Figures released by the UK Health Security Agency (UKHSA) revealed the region had 260 out of 347 cases across the country, between 1 October and 23 January.
Ezra had a cough and cold initially and the couple thought he had picked up the flu as they had been unwell over Christmas.
But the next day on 9 January a rash developed on his chest and spread quickly, so they rushed him to Good Hope Hospital.
Karl, from Pelsall in Walsall, said: “We were concerned, but we thought it was an allergy.”
He described how Ezra’s temperature “sky-rocketed” and that he was crying a lot, not feeding and not alert. His eyes were also swollen.

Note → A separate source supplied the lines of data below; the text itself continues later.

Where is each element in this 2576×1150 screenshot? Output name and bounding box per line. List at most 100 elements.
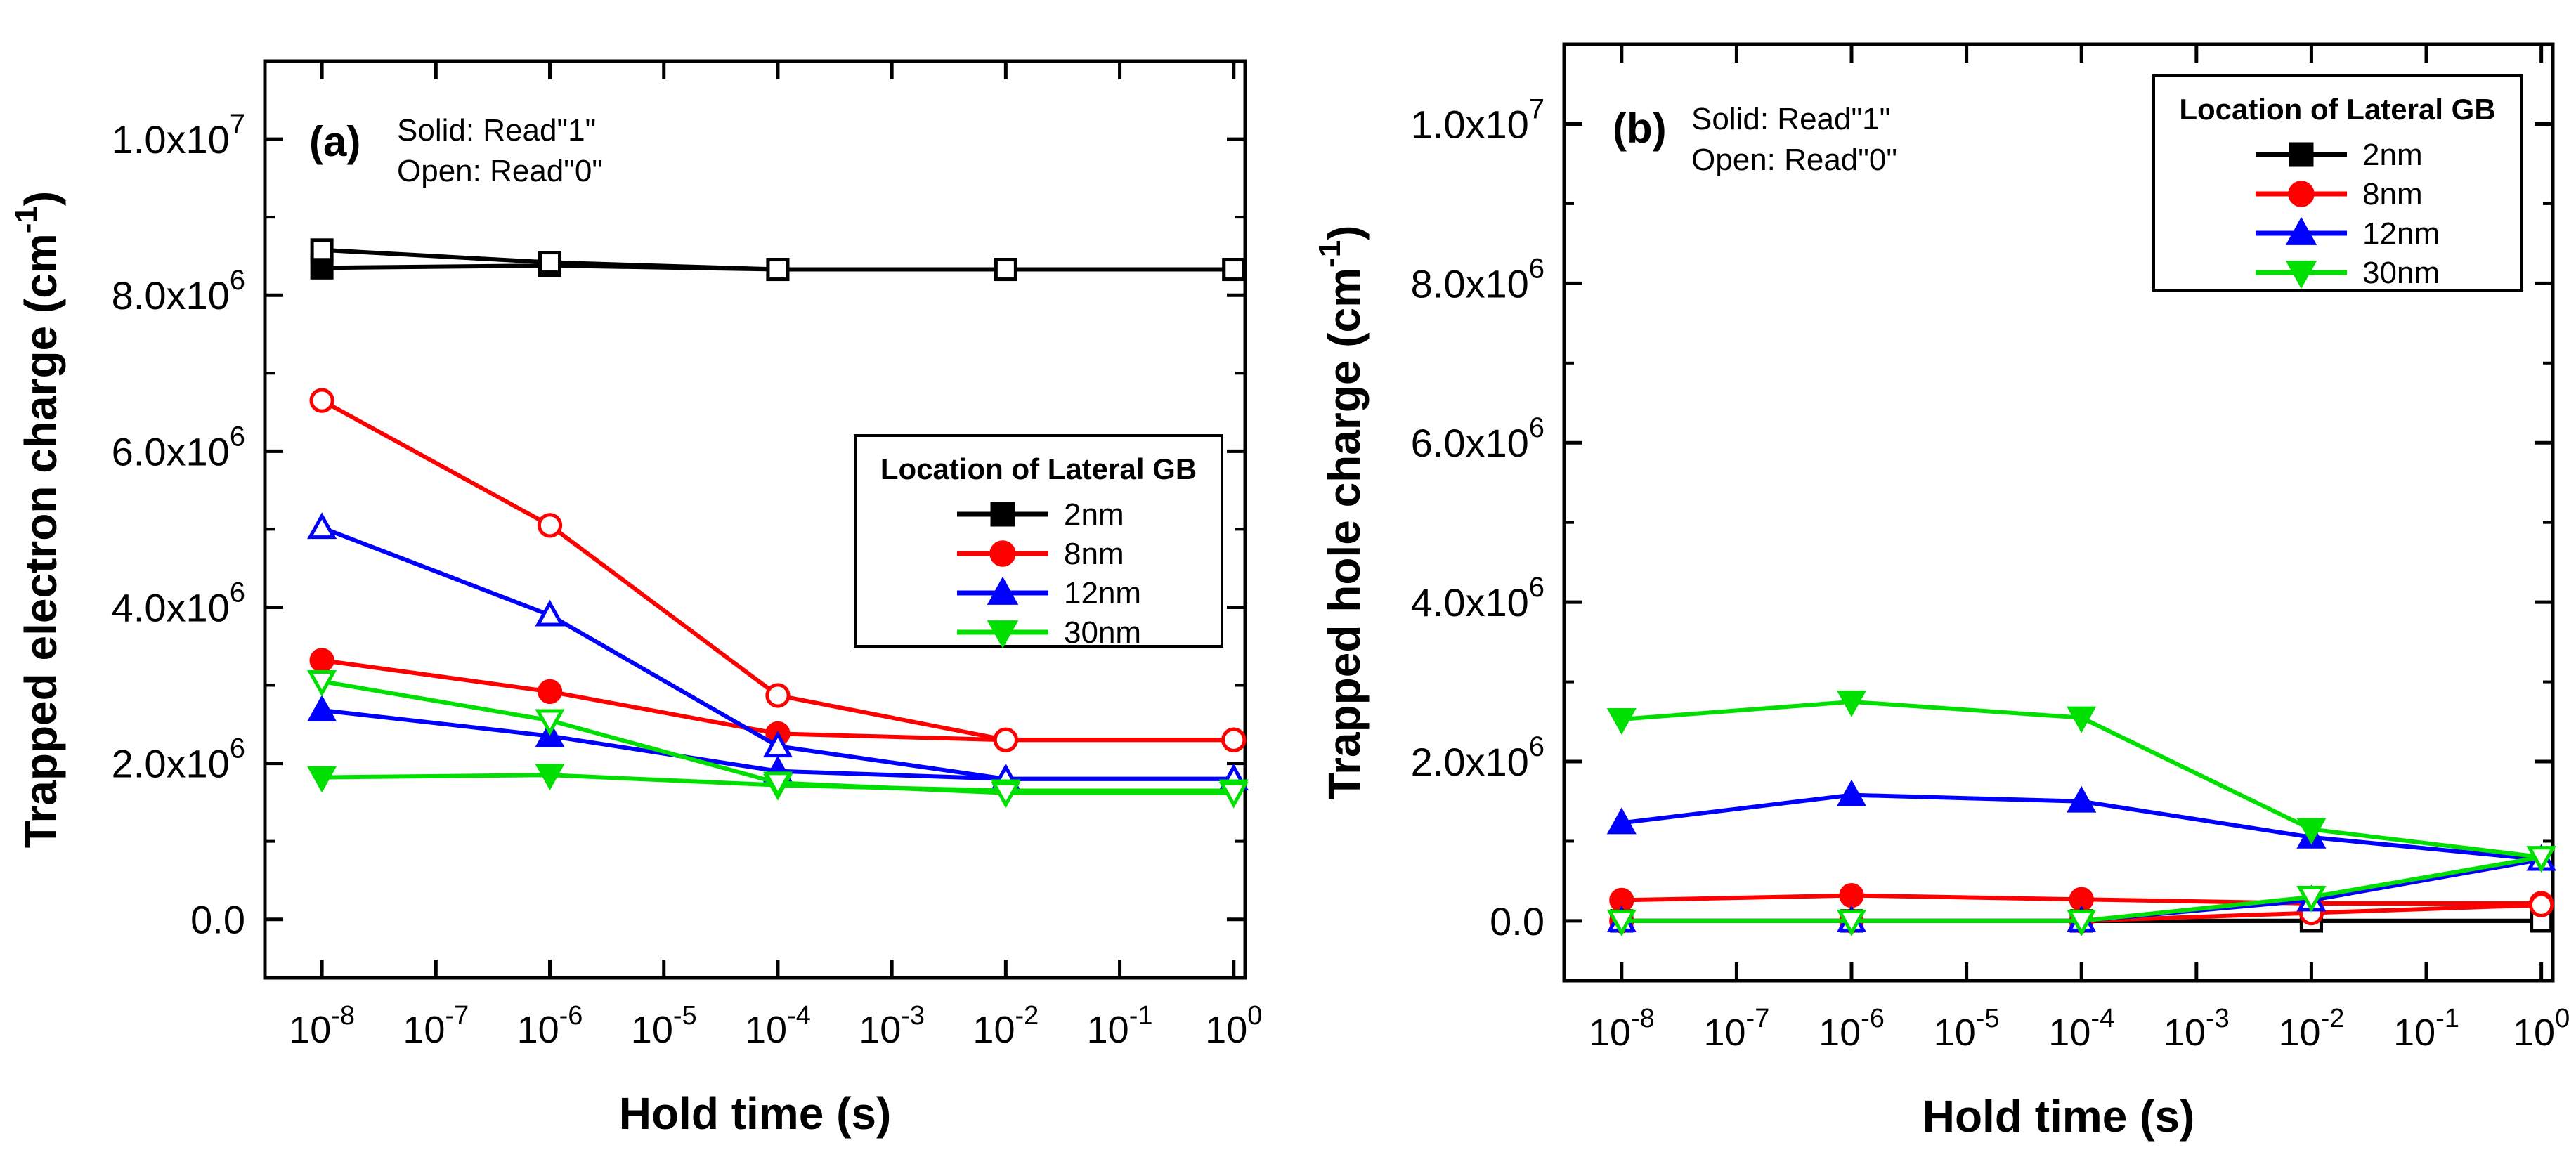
data-point-read1 xyxy=(309,648,334,673)
legend-entry: 8nm xyxy=(1064,537,1124,571)
data-point-read1 xyxy=(307,766,337,793)
x-tick-label: 10-3 xyxy=(859,1001,925,1051)
data-point-read0 xyxy=(1218,781,1249,809)
data-point-read0 xyxy=(310,238,334,262)
x-tick-exponent: -8 xyxy=(331,1001,355,1031)
legend-box xyxy=(854,434,1223,648)
y-tick-exponent: 6 xyxy=(1529,412,1544,443)
data-point-read1 xyxy=(1839,882,1864,908)
series-8nm xyxy=(309,388,1247,752)
data-point-read0 xyxy=(2526,846,2556,873)
legend-marker xyxy=(2289,142,2314,167)
x-tick-exponent: -2 xyxy=(2321,1004,2345,1033)
x-tick-label: 10-8 xyxy=(1589,1004,1655,1054)
y-tick-exponent: 6 xyxy=(230,421,245,452)
legend-box xyxy=(2152,74,2523,292)
y-tick-mantissa: 6.0x10 xyxy=(1411,421,1529,465)
panel-label: (a) xyxy=(309,118,360,165)
y-tick-mantissa: 2.0x10 xyxy=(112,742,230,786)
x-tick-exponent: -7 xyxy=(445,1001,469,1031)
y-axis-title-text: Trapped hole charge (cm xyxy=(1319,268,1370,800)
legend-entry: 30nm xyxy=(2362,256,2440,290)
x-tick-exponent: -5 xyxy=(1976,1004,2000,1033)
y-tick-mantissa: 6.0x10 xyxy=(112,429,230,473)
x-tick-label: 10-3 xyxy=(2164,1004,2230,1054)
panel-label: (b) xyxy=(1613,105,1667,152)
panel-b: 10-8 10-7 10-6 10-5 10-4 10-3 10-2 10-1 100 0.0 2.… xyxy=(1313,42,2570,1142)
y-axis-title-superscript: -1 xyxy=(1313,240,1347,268)
y-tick-mantissa: 1.0x10 xyxy=(1411,102,1529,146)
data-point-read1 xyxy=(1836,690,1867,717)
x-tick-exponent: -1 xyxy=(2435,1004,2459,1033)
y-tick-mantissa: 1.0x10 xyxy=(112,117,230,162)
y-tick-label: 1.0x107 xyxy=(112,109,245,162)
legend-marker xyxy=(987,576,1019,605)
data-point-read0 xyxy=(2067,909,2097,936)
data-point-read0 xyxy=(309,388,334,413)
data-point-read0 xyxy=(766,258,790,282)
y-tick-label: 2.0x106 xyxy=(1411,731,1544,784)
data-point-read0 xyxy=(538,251,562,275)
legend: Location of Lateral GB 2nm 8nm 12nm 30nm xyxy=(2152,74,2523,292)
panel-a: 10-8 10-7 10-6 10-5 10-4 10-3 10-2 10-1 100 0.0 2.… xyxy=(9,59,1262,1139)
y-axis-title: Trapped hole charge (cm-1) xyxy=(1313,226,1370,800)
data-point-read0 xyxy=(1222,258,1246,282)
data-point-read0 xyxy=(537,513,563,538)
x-tick-exponent: -8 xyxy=(1631,1004,1655,1033)
series-12nm xyxy=(307,512,1249,790)
data-point-read1 xyxy=(1836,779,1867,806)
y-axis-title-superscript: -1 xyxy=(9,206,44,233)
x-tick-label: 10-2 xyxy=(972,1001,1039,1051)
x-axis-title: Hold time (s) xyxy=(619,1088,892,1139)
series-2nm xyxy=(310,238,1246,282)
y-tick-mantissa: 0.0 xyxy=(1490,899,1544,943)
legend-entry: 12nm xyxy=(2362,216,2440,251)
legend-marker xyxy=(2288,181,2315,207)
x-tick-label: 10-1 xyxy=(1087,1001,1153,1051)
data-point-read1 xyxy=(535,764,565,791)
y-tick-mantissa: 2.0x10 xyxy=(1411,740,1529,784)
data-point-read0 xyxy=(762,731,793,758)
y-tick-label: 8.0x106 xyxy=(112,265,245,318)
legend-marker xyxy=(2285,261,2317,289)
x-tick-exponent: -3 xyxy=(901,1001,925,1031)
x-tick-exponent: -2 xyxy=(1015,1001,1039,1031)
x-tick-label: 10-5 xyxy=(631,1001,697,1051)
data-point-read0 xyxy=(994,258,1017,282)
x-tick-exponent: -1 xyxy=(1129,1001,1153,1031)
x-tick-label: 10-5 xyxy=(1934,1004,2000,1054)
plot-frame xyxy=(1562,42,2555,983)
y-tick-exponent: 7 xyxy=(230,109,245,140)
x-tick-label: 10-8 xyxy=(289,1001,355,1051)
x-tick-label: 10-7 xyxy=(403,1001,469,1051)
x-axis-ticks: 10-8 10-7 10-6 10-5 10-4 10-3 10-2 10-1 100 xyxy=(289,61,1262,1051)
x-tick-label: 10-7 xyxy=(1703,1004,1769,1054)
legend-entry: 30nm xyxy=(1064,615,1141,650)
data-point-read0 xyxy=(1221,727,1247,752)
series-30nm xyxy=(1606,690,2556,936)
x-tick-exponent: 0 xyxy=(2555,1004,2570,1033)
data-point-read0 xyxy=(307,670,337,697)
data-point-read0 xyxy=(1606,909,1637,936)
x-tick-exponent: -6 xyxy=(1861,1004,1885,1033)
y-axis-title-close: ) xyxy=(15,191,66,206)
legend-marker xyxy=(989,540,1016,567)
x-tick-label: 10-4 xyxy=(745,1001,811,1051)
series-group xyxy=(1606,690,2556,936)
data-point-read1 xyxy=(1606,807,1637,835)
x-tick-label: 10-1 xyxy=(2393,1004,2459,1054)
x-tick-exponent: -7 xyxy=(1746,1004,1770,1033)
x-tick-label: 100 xyxy=(1205,1001,1262,1051)
data-point-read0 xyxy=(1836,909,1867,936)
y-tick-exponent: 6 xyxy=(1529,572,1544,603)
y-tick-exponent: 6 xyxy=(230,733,245,764)
data-point-read1 xyxy=(537,679,563,705)
y-axis-title-text: Trapped electron charge (cm xyxy=(15,233,66,848)
y-tick-mantissa: 8.0x10 xyxy=(1411,261,1529,306)
y-tick-label: 6.0x106 xyxy=(112,421,245,473)
data-point-read0 xyxy=(535,599,565,627)
y-tick-exponent: 6 xyxy=(1529,253,1544,284)
data-point-read1 xyxy=(2296,818,2327,845)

Doctors told them they suspected Ezra had measles and it was confirmed after tests three days later.
While he was in hospital he had to be given oxygen and also had a lumber puncture to rule out meningitis.
“I’ve never known anyone to have measles,” Davina, 28, said.
Ezra was too young to have the first dose of the MMR jab – children have that when they are usually 12 months old.
His 15-month-old brother Noah has been vaccinated and did not catch it.
Efforts are being made to get vulnerable groups vaccinated. The outbreak is worst in Birmingham where the vaccination rate for under 5s is 75%, ideally it should be 95%.
Warning people to get the jab, Ezra’s mother added: “Try to get you children vaccinated if it’s possible.
“When children are together it’s so contagious. A lot of children are going to be passing it on, especially if they are not vaccinated.”
Karl, 30, continued: “It was scary. With him being so young he hasn’t had everything. He hasn’t got a proper immune system.
“This is a growing thing, especially in the West Midlands where it is at its highest.
“We don’t want people to go through what we did. We want parents to take to take it seriously. It could effect other families, not just your child.”